Everybody knew that when the French under N. Sarkozy assumed Presidency of the Council strange things would happen. Indeed, Aigrain mocked it in his blog. Sarkozy intervened at Commissioner Reding or precisely at the Commission president not to accept Amendment 138 of the Trautmann report (Telecom Package) which was voted by Parliament. The Sarkozy "short circuit" didn't succeed. Good for constitutional reasons. Slashback ahead:

Press release of the spokesperson for Commissioner Reding:

Commission position on Sarkozy letter on Amendment 138 adopted by the European Parliament in plenary vote on 24 September

The Commission takes note of the letter received by President Sarkozy last Friday asking the Commission to reject Amendment 138 adopted by the plenary of the European Parliament on 24 September in its vote on the EU Telecoms Package.

The amendment referred to by President Sarkozy was initiated by several Members of the European Parliament. It was amended orally right before the final vote in order to secure a broad cross-party majority.

The amendment, in its version adopted by the plenary of the European Parliament, requires telecoms regulators to apply the principle:

“that no restriction may be imposed on the fundamental rights and freedoms of end-users, without a prior ruling by the judicial authorities, notably in accordance with Article 11 of the Charter of Fundamental Rights of the European Union on freedom of expression and information, save when public security is threatened where the ruling may be subsequent.”

This version of the amendment was adopted by the European Parliament in an open vote with a large majority of 573 votes in favour and 74 votes against.

The European Commission respects this democratic decision of the European Parliament. In the Commission’s view, this amendment is an important restatement of key legal principles inherent in the legal order of the European Union, especially of citizens’ fundamental rights. The language of the amendment is deliberately drafted in order to leave Member States scope for reaching a fair balance between several fundamental rights, namely the right for the respect of private life, the right for property and effective remedies, and the right of freedom of information and expression. The Commission can therefore accept the amendment proposed by the European Parliament.
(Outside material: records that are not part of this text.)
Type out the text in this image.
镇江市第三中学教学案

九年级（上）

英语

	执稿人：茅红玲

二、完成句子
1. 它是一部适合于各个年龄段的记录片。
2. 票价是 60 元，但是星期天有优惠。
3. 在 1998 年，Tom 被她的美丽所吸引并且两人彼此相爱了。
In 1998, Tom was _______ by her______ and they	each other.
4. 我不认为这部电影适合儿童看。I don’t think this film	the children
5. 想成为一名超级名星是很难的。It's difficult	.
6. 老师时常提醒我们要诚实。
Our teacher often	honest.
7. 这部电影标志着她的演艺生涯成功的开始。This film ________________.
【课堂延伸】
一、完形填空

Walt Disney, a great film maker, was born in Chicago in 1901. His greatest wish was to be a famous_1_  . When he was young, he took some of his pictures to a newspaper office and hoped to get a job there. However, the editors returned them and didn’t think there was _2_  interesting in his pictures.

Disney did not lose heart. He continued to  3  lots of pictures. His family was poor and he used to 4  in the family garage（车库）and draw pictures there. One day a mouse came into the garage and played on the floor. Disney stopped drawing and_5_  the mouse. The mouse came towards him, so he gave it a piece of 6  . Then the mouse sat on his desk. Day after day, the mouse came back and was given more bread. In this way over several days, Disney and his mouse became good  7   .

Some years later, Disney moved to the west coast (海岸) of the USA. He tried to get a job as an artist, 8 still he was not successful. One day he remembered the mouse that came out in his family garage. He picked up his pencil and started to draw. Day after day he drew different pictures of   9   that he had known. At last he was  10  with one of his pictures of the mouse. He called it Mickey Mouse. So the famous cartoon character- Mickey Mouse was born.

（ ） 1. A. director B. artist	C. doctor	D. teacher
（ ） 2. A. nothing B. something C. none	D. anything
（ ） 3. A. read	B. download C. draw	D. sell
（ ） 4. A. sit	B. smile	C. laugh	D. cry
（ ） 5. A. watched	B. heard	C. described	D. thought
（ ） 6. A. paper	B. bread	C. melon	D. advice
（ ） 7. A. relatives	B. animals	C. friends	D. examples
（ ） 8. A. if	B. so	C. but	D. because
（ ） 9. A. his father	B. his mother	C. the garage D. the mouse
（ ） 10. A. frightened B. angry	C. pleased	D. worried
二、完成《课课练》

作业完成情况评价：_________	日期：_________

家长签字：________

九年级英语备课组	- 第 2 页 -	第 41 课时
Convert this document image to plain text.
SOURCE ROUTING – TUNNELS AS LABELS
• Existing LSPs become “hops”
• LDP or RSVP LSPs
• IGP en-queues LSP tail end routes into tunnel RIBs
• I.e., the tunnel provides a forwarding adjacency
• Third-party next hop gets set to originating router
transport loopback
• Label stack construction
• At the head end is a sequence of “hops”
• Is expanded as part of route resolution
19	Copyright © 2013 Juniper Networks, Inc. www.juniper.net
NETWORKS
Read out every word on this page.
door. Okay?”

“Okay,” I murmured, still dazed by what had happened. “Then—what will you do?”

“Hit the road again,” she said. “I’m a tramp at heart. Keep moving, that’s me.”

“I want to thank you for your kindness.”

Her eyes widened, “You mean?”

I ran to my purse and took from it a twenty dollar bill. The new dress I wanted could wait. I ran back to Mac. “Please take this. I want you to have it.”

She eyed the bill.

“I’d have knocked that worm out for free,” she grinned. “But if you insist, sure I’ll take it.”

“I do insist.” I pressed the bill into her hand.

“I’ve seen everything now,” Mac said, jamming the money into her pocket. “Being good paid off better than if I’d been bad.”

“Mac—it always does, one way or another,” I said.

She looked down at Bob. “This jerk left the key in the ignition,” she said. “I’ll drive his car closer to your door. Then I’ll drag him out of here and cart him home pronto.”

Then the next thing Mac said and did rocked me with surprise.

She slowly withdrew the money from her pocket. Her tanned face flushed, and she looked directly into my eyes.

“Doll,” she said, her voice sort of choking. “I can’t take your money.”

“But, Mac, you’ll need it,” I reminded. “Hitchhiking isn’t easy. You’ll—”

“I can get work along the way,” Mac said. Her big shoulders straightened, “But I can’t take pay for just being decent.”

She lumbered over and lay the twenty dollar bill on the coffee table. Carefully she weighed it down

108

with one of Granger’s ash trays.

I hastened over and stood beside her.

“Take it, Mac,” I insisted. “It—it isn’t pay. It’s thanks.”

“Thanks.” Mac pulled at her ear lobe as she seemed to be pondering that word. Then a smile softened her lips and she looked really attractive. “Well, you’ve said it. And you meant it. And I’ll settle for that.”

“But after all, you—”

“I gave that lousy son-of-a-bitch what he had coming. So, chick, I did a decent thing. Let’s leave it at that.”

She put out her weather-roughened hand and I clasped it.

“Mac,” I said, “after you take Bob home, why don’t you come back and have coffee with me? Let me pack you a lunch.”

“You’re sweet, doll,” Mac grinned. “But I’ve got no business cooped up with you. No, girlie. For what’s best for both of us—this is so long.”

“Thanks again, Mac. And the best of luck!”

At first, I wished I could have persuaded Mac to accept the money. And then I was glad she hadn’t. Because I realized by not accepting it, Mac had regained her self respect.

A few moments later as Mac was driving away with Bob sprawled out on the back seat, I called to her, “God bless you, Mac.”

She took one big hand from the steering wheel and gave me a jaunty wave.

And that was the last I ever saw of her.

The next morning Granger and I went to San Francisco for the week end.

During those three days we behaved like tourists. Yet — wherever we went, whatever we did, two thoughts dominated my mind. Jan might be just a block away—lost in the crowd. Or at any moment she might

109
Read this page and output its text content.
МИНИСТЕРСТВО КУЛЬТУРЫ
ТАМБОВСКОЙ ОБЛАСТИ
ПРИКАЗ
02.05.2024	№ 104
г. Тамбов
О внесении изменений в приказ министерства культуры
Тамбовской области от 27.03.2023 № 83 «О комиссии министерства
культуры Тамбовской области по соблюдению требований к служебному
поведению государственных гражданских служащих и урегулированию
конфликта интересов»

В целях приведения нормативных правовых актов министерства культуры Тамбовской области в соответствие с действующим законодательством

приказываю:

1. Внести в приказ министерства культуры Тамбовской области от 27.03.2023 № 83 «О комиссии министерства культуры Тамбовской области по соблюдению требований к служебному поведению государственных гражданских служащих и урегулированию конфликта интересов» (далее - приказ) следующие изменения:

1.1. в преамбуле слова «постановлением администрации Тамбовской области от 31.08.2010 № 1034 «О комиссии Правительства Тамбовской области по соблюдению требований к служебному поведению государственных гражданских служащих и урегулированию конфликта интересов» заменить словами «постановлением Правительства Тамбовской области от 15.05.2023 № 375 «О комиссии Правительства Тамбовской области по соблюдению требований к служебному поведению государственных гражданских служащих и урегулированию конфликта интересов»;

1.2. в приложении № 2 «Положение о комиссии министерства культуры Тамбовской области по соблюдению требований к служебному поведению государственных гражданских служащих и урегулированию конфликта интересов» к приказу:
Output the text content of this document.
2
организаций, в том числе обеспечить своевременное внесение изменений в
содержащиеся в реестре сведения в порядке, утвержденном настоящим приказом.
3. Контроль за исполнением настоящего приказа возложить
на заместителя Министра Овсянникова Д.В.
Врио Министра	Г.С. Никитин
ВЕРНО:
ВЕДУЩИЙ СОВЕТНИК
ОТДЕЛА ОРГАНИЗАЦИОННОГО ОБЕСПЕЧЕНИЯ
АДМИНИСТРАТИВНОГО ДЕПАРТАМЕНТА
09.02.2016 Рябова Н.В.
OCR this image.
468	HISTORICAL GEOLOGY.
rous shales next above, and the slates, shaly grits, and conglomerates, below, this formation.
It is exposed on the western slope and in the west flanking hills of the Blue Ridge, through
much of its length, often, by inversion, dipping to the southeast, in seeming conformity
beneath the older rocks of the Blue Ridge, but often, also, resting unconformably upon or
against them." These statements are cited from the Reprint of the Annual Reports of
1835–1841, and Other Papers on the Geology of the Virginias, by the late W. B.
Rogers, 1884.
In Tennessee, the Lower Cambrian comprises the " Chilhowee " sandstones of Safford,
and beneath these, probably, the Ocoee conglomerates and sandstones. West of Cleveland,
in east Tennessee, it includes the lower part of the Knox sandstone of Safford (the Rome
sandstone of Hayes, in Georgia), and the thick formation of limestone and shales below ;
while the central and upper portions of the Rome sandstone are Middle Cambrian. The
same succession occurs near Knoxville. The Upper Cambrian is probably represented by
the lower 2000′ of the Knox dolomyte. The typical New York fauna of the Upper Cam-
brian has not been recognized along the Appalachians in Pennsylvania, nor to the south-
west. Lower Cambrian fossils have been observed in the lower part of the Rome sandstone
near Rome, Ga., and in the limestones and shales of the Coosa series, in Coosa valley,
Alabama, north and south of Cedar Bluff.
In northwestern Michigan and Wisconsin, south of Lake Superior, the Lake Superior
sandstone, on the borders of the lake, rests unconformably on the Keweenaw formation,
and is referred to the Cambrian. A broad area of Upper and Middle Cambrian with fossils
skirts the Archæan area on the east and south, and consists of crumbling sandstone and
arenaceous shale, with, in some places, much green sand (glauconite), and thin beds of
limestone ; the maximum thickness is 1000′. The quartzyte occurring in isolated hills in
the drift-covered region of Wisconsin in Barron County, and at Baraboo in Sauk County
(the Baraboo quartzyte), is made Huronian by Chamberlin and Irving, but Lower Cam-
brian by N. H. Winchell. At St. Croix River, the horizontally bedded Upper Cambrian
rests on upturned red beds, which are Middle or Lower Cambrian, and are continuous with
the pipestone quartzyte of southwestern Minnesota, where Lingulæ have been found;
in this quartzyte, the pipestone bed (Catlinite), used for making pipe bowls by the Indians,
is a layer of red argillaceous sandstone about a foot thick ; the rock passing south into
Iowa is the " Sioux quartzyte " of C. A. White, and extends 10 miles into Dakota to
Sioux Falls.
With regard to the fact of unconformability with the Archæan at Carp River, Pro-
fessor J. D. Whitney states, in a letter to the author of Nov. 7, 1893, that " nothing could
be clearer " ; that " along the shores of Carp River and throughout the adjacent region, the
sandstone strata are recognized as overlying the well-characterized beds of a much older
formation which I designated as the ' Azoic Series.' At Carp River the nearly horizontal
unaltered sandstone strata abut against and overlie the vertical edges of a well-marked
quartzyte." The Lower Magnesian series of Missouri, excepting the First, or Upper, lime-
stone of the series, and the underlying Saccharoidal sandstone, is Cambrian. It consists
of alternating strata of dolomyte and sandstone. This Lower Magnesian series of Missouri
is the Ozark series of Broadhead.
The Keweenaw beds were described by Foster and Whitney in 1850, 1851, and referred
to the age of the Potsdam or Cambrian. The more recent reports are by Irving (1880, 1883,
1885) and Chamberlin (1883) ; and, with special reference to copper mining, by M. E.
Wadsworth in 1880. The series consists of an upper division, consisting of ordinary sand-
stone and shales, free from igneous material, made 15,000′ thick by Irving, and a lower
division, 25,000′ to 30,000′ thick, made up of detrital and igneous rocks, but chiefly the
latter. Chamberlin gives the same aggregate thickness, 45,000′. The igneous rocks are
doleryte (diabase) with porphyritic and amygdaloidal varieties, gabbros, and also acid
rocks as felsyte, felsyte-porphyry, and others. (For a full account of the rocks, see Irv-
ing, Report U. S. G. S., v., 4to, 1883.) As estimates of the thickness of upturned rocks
The Commission understands that this issue is of high political importance in the domestic debate in France, where legislation is in preparation proposing the establishment of a new national Internet authority that could have a role in monitoring, and possibly restricting, internet traffic of French citizens in order to combat violations of intellectual property rights. The European Commission invites the French government to discuss its views on Amendment 138 with ministers of the other 26 Member States. As the EU Telecoms Package is decided under the co-decision procedure, agreement of Parliament and Council is required before an amendment can become law.

The Commission stands ready to act as facilitator in this debate, once the Council has also decided on its view on the matter.